I connected my cell phone to the speaker system after I got in and cranked up the heat. A song I had been listening to last time came on, MY GOD, MY FATHER, BLISSFUL NAME. “Whate’er Thy sacred will ordains, O give me strength to bear; And let me know my Father reigns, And trust His tender care.”
I sang the words as I approached the red light and sat for a few moments, praying and singing in my heart. It was cold out. It was beautiful out. The light went green and my singing heart didn’t check both ways before I pulled out into the intersection.
Next thing I knew my world was swirling. All I could see was brown spinning. What was happening? Lord am I dying? After a moment I opened my eyes.
Where was I? Things began to come together as my mind raced into clarity. My van was in the middle of the intersection. Someone was at my door banging on the glass.
“Ma’am! Are you OK?” Someone else was screaming. “She ran the red light! That woman was on her phone and she ran the red light.”
I saw a woman in another vehicle get out of her car.

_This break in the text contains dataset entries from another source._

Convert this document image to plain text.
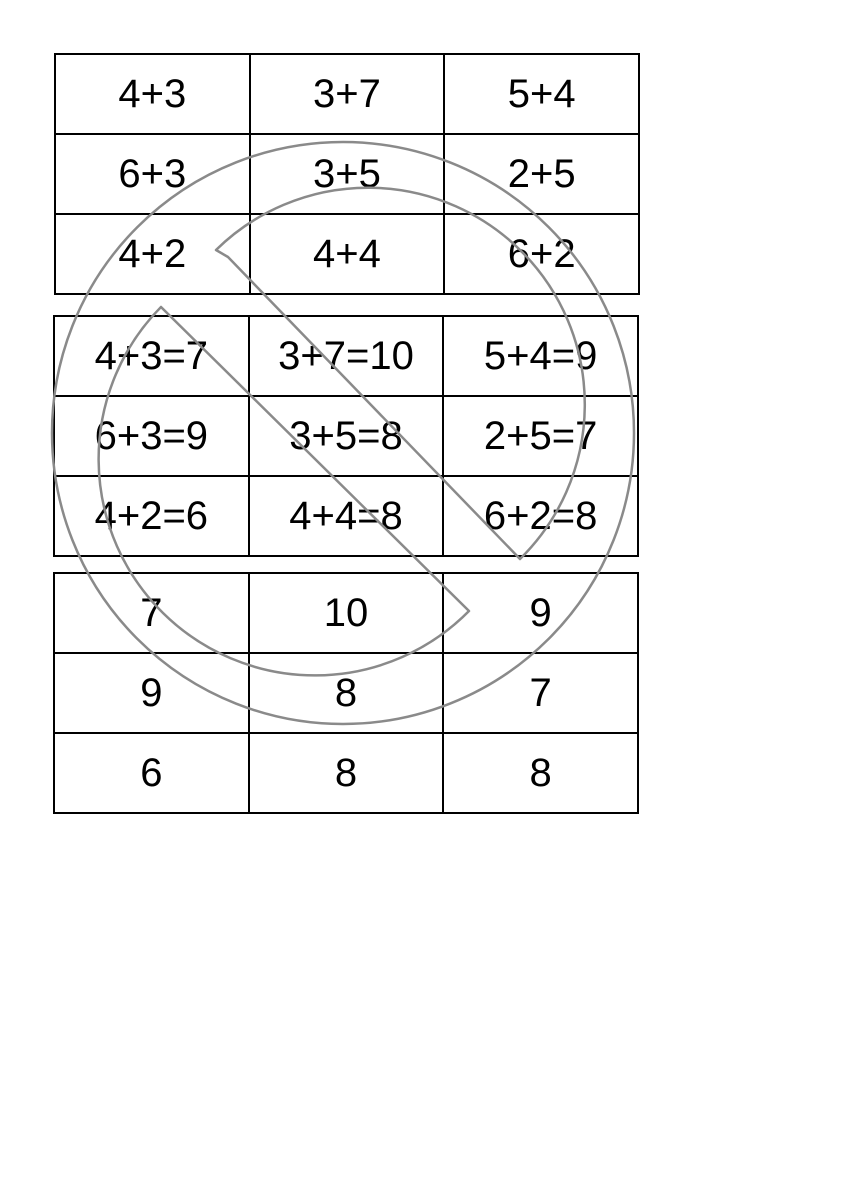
4+3	3+7	5+4
6+3	3+5	2+5
4+2	4+4	6+2
4+3=7	3+7=10	5+4=9
6+3=9	3+5=8	2+5=7
4+2=6	4+4=8	6+2=8
7	10	9
9	8	7
6	8	8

People were yelling at her. I felt a tingling sensation and reached up and touched my hair and felt blood but no pain.
Then I realized what had happened. Someone had run the red light and hit me. I looked behind me to see my car had been tossed. Tears streamed down my face, God thank you I left the kids at home. It hurt so much to imagine my three little ones in the back seat. But they weren’t in the backseat.
Someone was standing at the car trying to ask me something, “Miss, are you okay? I see blood. Miss?!”

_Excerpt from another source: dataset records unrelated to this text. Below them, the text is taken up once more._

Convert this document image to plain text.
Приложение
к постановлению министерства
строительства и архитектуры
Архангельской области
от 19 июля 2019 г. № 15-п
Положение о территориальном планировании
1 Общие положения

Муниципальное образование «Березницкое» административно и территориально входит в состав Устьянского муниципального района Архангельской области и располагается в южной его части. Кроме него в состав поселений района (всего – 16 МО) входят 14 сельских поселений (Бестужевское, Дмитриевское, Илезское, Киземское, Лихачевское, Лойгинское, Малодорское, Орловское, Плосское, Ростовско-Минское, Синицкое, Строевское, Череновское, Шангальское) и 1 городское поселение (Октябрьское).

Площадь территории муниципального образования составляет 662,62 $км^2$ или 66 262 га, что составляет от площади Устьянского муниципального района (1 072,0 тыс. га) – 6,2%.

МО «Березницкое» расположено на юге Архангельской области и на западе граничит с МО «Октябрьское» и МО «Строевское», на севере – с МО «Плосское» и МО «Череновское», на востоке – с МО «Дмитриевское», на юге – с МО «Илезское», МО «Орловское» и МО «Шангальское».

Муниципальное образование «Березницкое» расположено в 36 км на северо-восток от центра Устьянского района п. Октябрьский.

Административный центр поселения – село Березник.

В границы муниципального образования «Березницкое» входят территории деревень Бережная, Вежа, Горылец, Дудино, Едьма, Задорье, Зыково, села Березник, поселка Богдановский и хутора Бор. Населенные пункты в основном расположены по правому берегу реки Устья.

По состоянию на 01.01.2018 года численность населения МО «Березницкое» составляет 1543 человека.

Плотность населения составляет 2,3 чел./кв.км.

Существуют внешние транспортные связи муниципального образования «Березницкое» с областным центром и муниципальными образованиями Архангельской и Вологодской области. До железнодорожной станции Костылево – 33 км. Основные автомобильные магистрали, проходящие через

In that moment I couldn’t speak or answer. I only had one thought, “God please let me go home and change my little girl’s sheets.”
Those sheets. Those precious wet sheets. How had I ever scorned them? How had I ever dreaded changing them? I would do anything to be there right now. God please give me more years to change wet sheets!
With the help of a paramedic I managed to get out of my van and call Grant as I got into the ambulance. “I’m OK,” I said as I tried weakly to describe what had happened. “I’m going to the hospital but I’m OK.”
And I was OK. Three staples to the head later (ouch), and a mild concussion, but no permanent physical damage. Just permanent heart change.
I realized that day in the intersection that I hadn’t been grateful for the mundane tasks of mothering. I was taking the joy of having little ones to care for for granted.
I wish I could say that day washed away all my pride and that I never dreaded a mundane task again, but I can tell you it was a good start.
That incredibly hard moment forever changed my perspective of the mundane.
And that’s how God works so often doesn’t He?
He uses the hard things to change our perspective. To grow us. To show us our sin and help us realize His blessings. The hard things are what soften us when we are willing to let Him work and accept what He is doing in our lives.
2020 has been a hard year for so many. But the amazing thing for the Christian is that we know that God uses the hard things to do great things. He uses hard truths to soften our hard hearts. He uses difficulty to smack us on the head and wake us up and help us realize that He hasn’t given up on us, He is changing us.
I don’t have to pretend the hard things aren’t hard, but what I want to do is allow God to change me through them. To soften my heart like never before. To help me see in a way I never have before. To serve in a way I never have before. To love in a way I never have before. And most days, that begins with the mundane.
For isn’t that what Christmas is all about? Our God made low, to lift us up. Emmanuel God with us.

Thank you for sharing… so thankful you had a hedge of protection around you during the accident as our Lord protected you.
Thank you for pointing out and reminding that our Lord uses hard things to change our perspective.
Oh, how I needed this right now. I will forever praise God for another day of changing wet sheets, never ending laundry and much, much more.